Last week the Irish Minister for Health Simon Harris announced that an order of nuns, the Sisters of Charity, would be given sole ownership of the new €300 million state-of-the-art National Maternity Hospital in Dublin by the Irish government.
But the look of shocked surprise on Harris’ face when confronted with intense public outrage over the decision was the surprise of Ireland’s 19th century political model colliding hard against the 21st.
Recall that in 2009 the Ryan report into sexual abuse in Ireland’s state-funded, church-run institutions (which cost the Irish taxpayer €82 million) exposed decades of abuse and cruelty directed at children in the care of Catholic organizations, including the Sisters of Charity.
Now we are told the same Sisters of Charity will be “the sole owners” of the Irish taxpayer-funded facility. For critics, the government’s latest decision beggars belief. It’s a move so insupportable, so indifferent to the lessons of history that it demonstrates Fine Gael has learned precisely nothing from the raft of government commissioned reports into decades of abuse, cruelty and neglect at these religious order run facilities.
The Sisters of Charity famously ran five residential schools and Magdalene Laundries where, studies have concluded, Irish girls were often abused, and where women worked unpaid while being treated like petty criminals, with many incarcerated for life.
After the investigations the Sisters of Charity have refrained from offering a general, public apology for the documented abuse, instead promising in 2009 to contribute €5 million to the Irish government’s €1.25 billion redress scheme to the victims. By 2017 they have contributed just €2 million to the scheme.
Magdalene Laundries, critics agree, were institutions whose main aim was the control of women and children. Why, critics ask, would a maternity ward controlled by the same order of nuns be any different?
Why would the Irish government, after receiving decades of damning multi-million euro reports, decide the only path to take was for closer integration of church and state?

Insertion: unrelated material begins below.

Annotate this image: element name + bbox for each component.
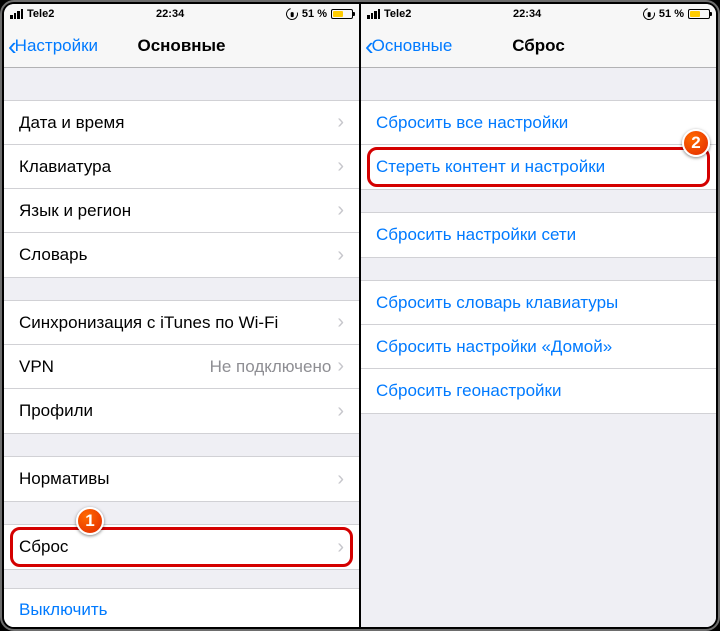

Harris sought to calm fears after the announcement last week, but the fact that he had even considered giving ownership to the order was sufficient to incense voters.
A poll of 1,000 people conducted this week on behalf of the Irish current affairs program "Claire Byrne Live" bluntly asked respondents: Do you believe assurances given by the minister for health that there will be no Catholic influence over medical procedures at the planned new maternity hospital at St. Vincent’s?

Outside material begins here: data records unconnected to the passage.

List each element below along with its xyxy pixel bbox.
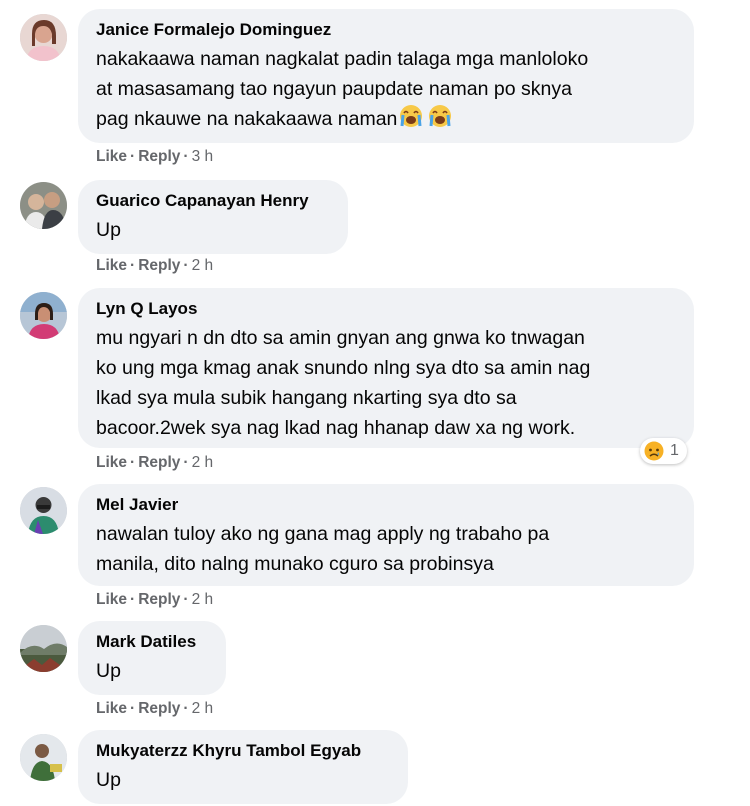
- comment-actions: Like · Reply · 2 h: [96, 591, 213, 609]
- separator: ·: [130, 148, 136, 165]
- avatar[interactable]: [20, 487, 67, 534]
- avatar[interactable]: [20, 182, 67, 229]
- reply-link[interactable]: Reply: [138, 591, 180, 608]
- comment-text: Up: [96, 219, 121, 241]
- comment-text: nakakaawa naman nagkalat padin talaga mg…: [96, 44, 676, 137]
- avatar[interactable]: [20, 625, 67, 672]
- comment-actions: Like · Reply · 3 h: [96, 148, 213, 166]
- comment-actions: Like · Reply · 2 h: [96, 454, 213, 472]
- crying-face-icon: [400, 105, 452, 127]
- like-link[interactable]: Like: [96, 591, 127, 608]
- reaction-count: 1: [670, 442, 679, 459]
- separator: ·: [183, 257, 189, 274]
- separator: ·: [183, 591, 189, 608]
- comment-bubble: Mark Datiles Up: [78, 621, 226, 695]
- timestamp[interactable]: 3 h: [192, 148, 214, 165]
- comment-author[interactable]: Mark Datiles: [96, 631, 208, 652]
- avatar-image: [20, 182, 67, 229]
- avatar-image: [20, 292, 67, 339]
- reply-link[interactable]: Reply: [138, 454, 180, 471]
- sad-face-icon: [644, 441, 664, 461]
- avatar[interactable]: [20, 292, 67, 339]
- reply-link[interactable]: Reply: [138, 700, 180, 717]
- separator: ·: [130, 591, 136, 608]
- like-link[interactable]: Like: [96, 454, 127, 471]
- avatar[interactable]: [20, 734, 67, 781]
- comment-bubble: Mukyaterzz Khyru Tambol Egyab Up: [78, 730, 408, 804]
- timestamp[interactable]: 2 h: [192, 700, 214, 717]
- comment-author[interactable]: Guarico Capanayan Henry: [96, 190, 330, 211]
- avatar[interactable]: [20, 14, 67, 61]
- timestamp[interactable]: 2 h: [192, 454, 214, 471]
- separator: ·: [130, 257, 136, 274]
- separator: ·: [130, 700, 136, 717]
- comment-actions: Like · Reply · 2 h: [96, 257, 213, 275]
- avatar-image: [20, 734, 67, 781]
- comment-bubble: Janice Formalejo Dominguez nakakaawa nam…: [78, 9, 694, 143]
- comment-author[interactable]: Mukyaterzz Khyru Tambol Egyab: [96, 740, 390, 761]
- reply-link[interactable]: Reply: [138, 148, 180, 165]
- comment-bubble: Lyn Q Layos mu ngyari n dn dto sa amin g…: [78, 288, 694, 448]
- avatar-image: [20, 14, 67, 61]
- reaction-count-badge[interactable]: 1: [640, 438, 687, 464]
- comment-author[interactable]: Mel Javier: [96, 494, 676, 515]
- comment-text: Up: [96, 769, 121, 791]
- comment-text: Up: [96, 660, 121, 682]
- comment-text: nawalan tuloy ako ng gana mag apply ng t…: [96, 523, 550, 575]
- avatar-image: [20, 625, 67, 672]
- separator: ·: [183, 700, 189, 717]
- like-link[interactable]: Like: [96, 148, 127, 165]
- reply-link[interactable]: Reply: [138, 257, 180, 274]
- avatar-image: [20, 487, 67, 534]
- comment-text-body: nakakaawa naman nagkalat padin talaga mg…: [96, 48, 589, 130]
- separator: ·: [183, 454, 189, 471]
- comment-author[interactable]: Lyn Q Layos: [96, 298, 676, 319]
- timestamp[interactable]: 2 h: [192, 257, 214, 274]
- comment-bubble: Mel Javier nawalan tuloy ako ng gana mag…: [78, 484, 694, 586]
- comment-actions: Like · Reply · 2 h: [96, 700, 213, 718]
- separator: ·: [183, 148, 189, 165]
- comment-author[interactable]: Janice Formalejo Dominguez: [96, 19, 676, 40]
- separator: ·: [130, 454, 136, 471]
- comment-text: mu ngyari n dn dto sa amin gnyan ang gnw…: [96, 327, 591, 439]
- crying-face-emoji: 😭😭: [399, 104, 453, 137]
- timestamp[interactable]: 2 h: [192, 591, 214, 608]
- like-link[interactable]: Like: [96, 257, 127, 274]
- like-link[interactable]: Like: [96, 700, 127, 717]
- comment-bubble: Guarico Capanayan Henry Up: [78, 180, 348, 254]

Twenty-three percent of those polled said that they believed Harris’ assurances, but an extraordinary 62 percent of people said they did not.
Fully 86 percent of those polled said they believed that the Catholic Church should have no role in maternity services at all. The public consensus was clear-cut.
Meanwhile, the former master of the National Maternity Hospital, Dr. Peter Boylan, has been urged to resign from the board of the hospital by the deputy chairman Nicholas Kearns.
Boylan has attacked the decision to grant the Sisters of Charity ownership of the new hospital because it owns the land where the hospital is being built. What this means is that an expert in maternity care is being asked to resign for expressing his opinion on maternity care. How does this bode well for the hospital’s impartiality?
In a statement to the Sunday Times this weekend, Bishop Kevin Doran confirmed the new maternity hospital would follow religious teaching when deciding medical treatment. “Any healthcare organization bearing the name Catholic, while offering care to all who need it, has a special responsibility… to Catholic teachings about the value of human life and the dignity and the ultimate destiny of the human person,” he said.
It seems that Harris felt the “silent majority” in the country would tacitly support the government’s decision about ownership of the €300 million facility. His surprise when the decision blew up in their faces must have been considerable.
Having honed their political muscle in a political model that has worked for decades, from the foundation of the state in fact, it must come as a particular surprise to have those same muscles atrophy in the age of social media and real-time Internet activism.
Over 80,000 people have already signed a petition calling for the Sisters of Charity to relinquish ownership of the hospital. Meanwhile, Harris says he understands there is an urgent need for a new state-of-the-art facility for mothers and children, so he should also understand that decades of the documented mistreatment of mothers and children makes the religious order’s involvement in this facility ridiculous.